Il n’était pas nécessaire que vous prissiez le prétexte du besoin que vous me dites avoir des eaux de Plombières, pour me demander votre congé. Vous pouvez quitter mon service quand vous voudrez ; mais, avant de partir, faites-moi remettre le contrat de votre engagement, la clef, la croix, et le volume de poésies[2] que je vous ai confié. Je souhaiterais que mes ouvrages eussent été seuls exposés à vos traits et à ceux de Kœnig. Je les sacrifie de bon cœur à ceux qui croient augmenter leur réputation en diminuant celle des autres. Je n’ai ni la folie ni la vanité de certains auteurs. Les cabales des gens de lettres me paraissent l’opprobre de la littérature. Je n’en estime cependant pas moins les honnêtes gens qui les cultivent. Les chefs de cabales sont seuls avilis à mes yeux.
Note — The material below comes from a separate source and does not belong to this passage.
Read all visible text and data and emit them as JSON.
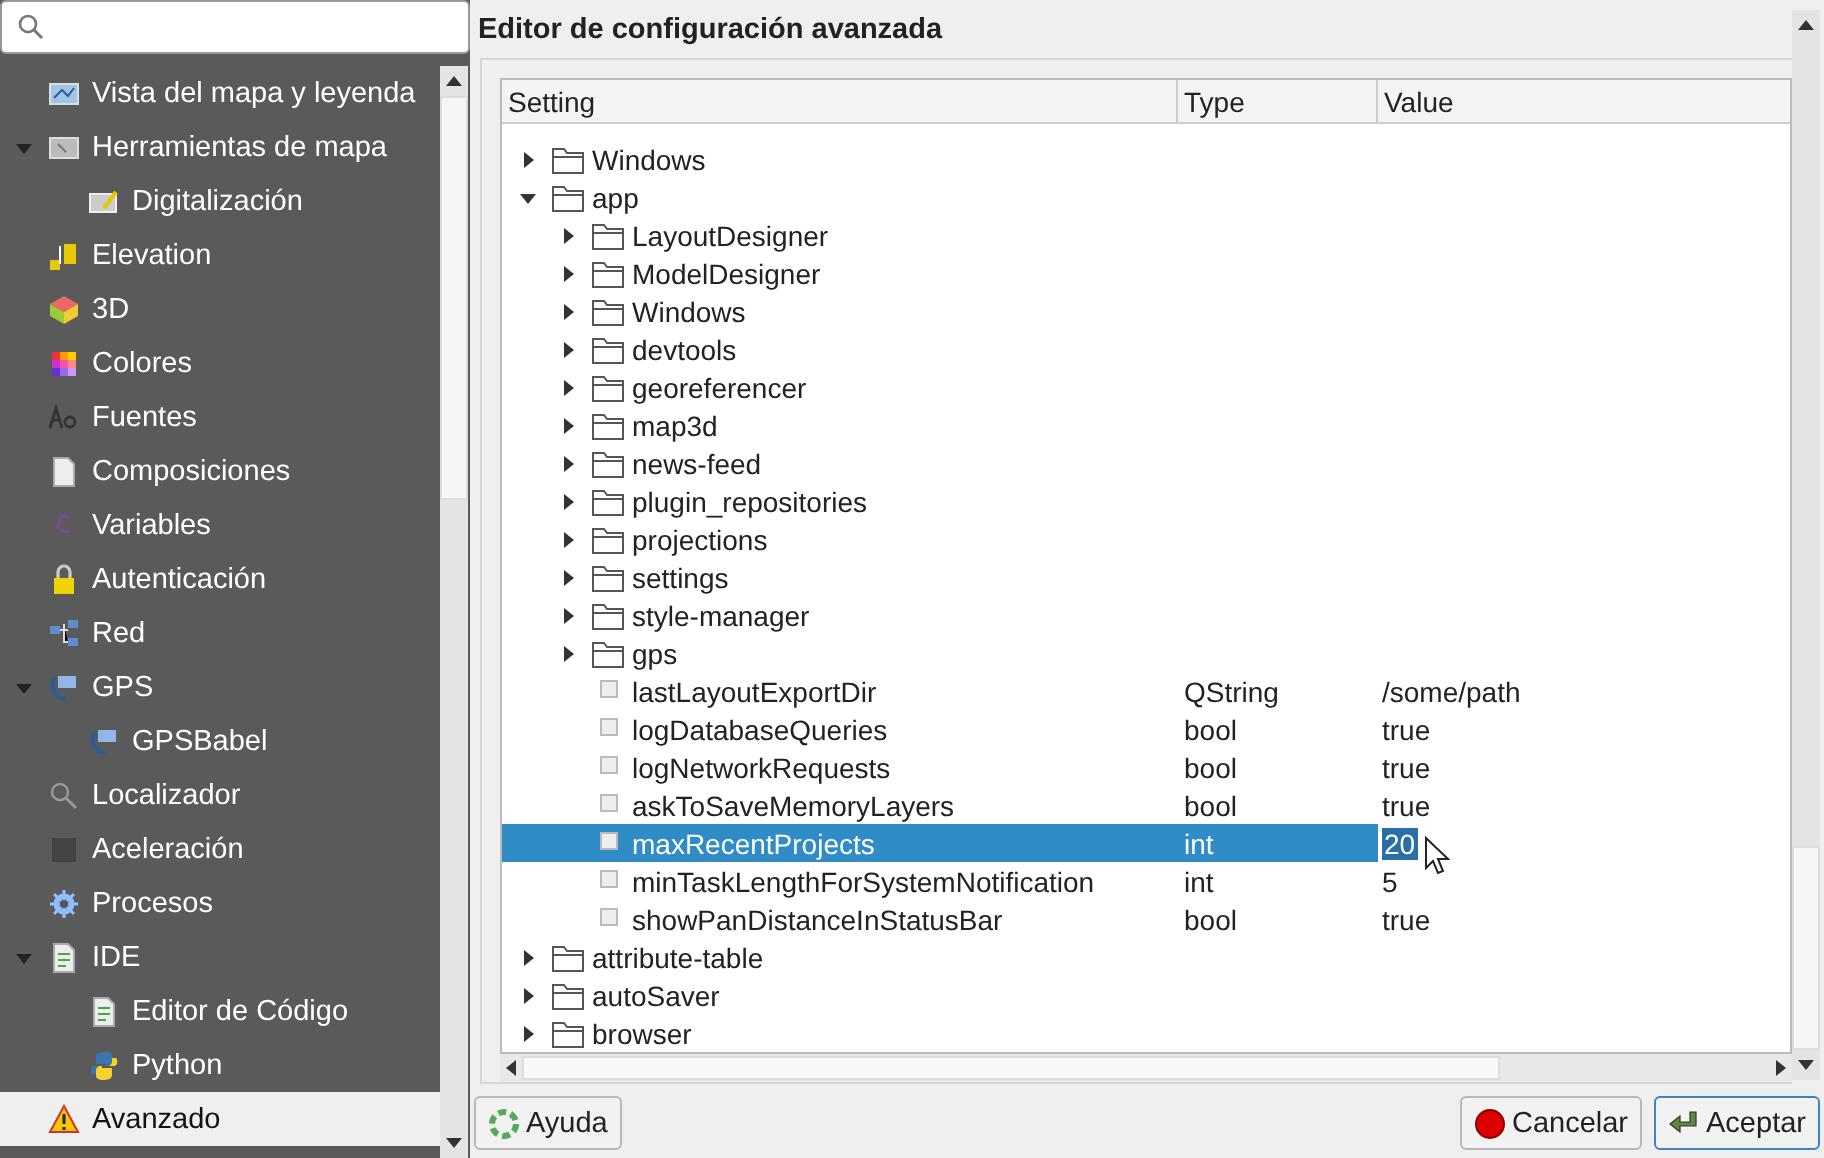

Sur ce, je prie Dieu qu’il vous ait en sa sainte et digne garde.


2535. — À M. LE MARÉCHAL DUC DE RICHELIEU.
Potsdam[3], le 20 mars.

Je m’imagine que je vous ferai un grand plaisir de vous faire lire les deux plus jolies plaisanteries qu’on ait faites depuis longtemps. Vous avez été ambassadeur, monseigneur le maréchal, et vous serez plus à portée que personne de goûter le sel de ces ouvrages : cela est d’ailleurs absolument dans votre goût. Il me semble que j’entends feu M. le maréchal de La Feuillade, ou l’abbé de Chaulieu, ou Périgny, ou vous ; il me semble que je lis le docteur Swift ou milord Chesterlield, quand je lis ces deux Lettres[4]. Comment voulez-vous qu’on résiste aux charmes d’un

  1. Ce billet fut inséré, par les soins mêmes du roi, dans les gazettes de Hollande et d’Utrecht, avec la date du 15 mars. (Desn.)
  2. C’est l’Œuvre de poëshie, dont il est question dans les Mémoires, et dans la lettre de Voltaire à l’empereur d’Allemagne, du 5 juin 1753.
  3. Voltaire, après avoir fait à Berlin une maladie causée par l’excès du travail et par toutes les contrariétés qu’il venait d’éprouver, dit Colini, se rendit à Potsdam, où ils arrivèrent l’un et l’autre, le 18 mars, à sept heures du soir. Voltaire occupa au château le même appartement qu’il avait eu d’abord ; mais, le 26 mars, il quitta Potsdam pour n’y plus revenir. (Cl.)
  4. Les Lettres au public, dans lesquelles Frédéric traitait tous les partisans de Kœnig d’envieux, de sols, et de malhonnêtes gens. (Cl.)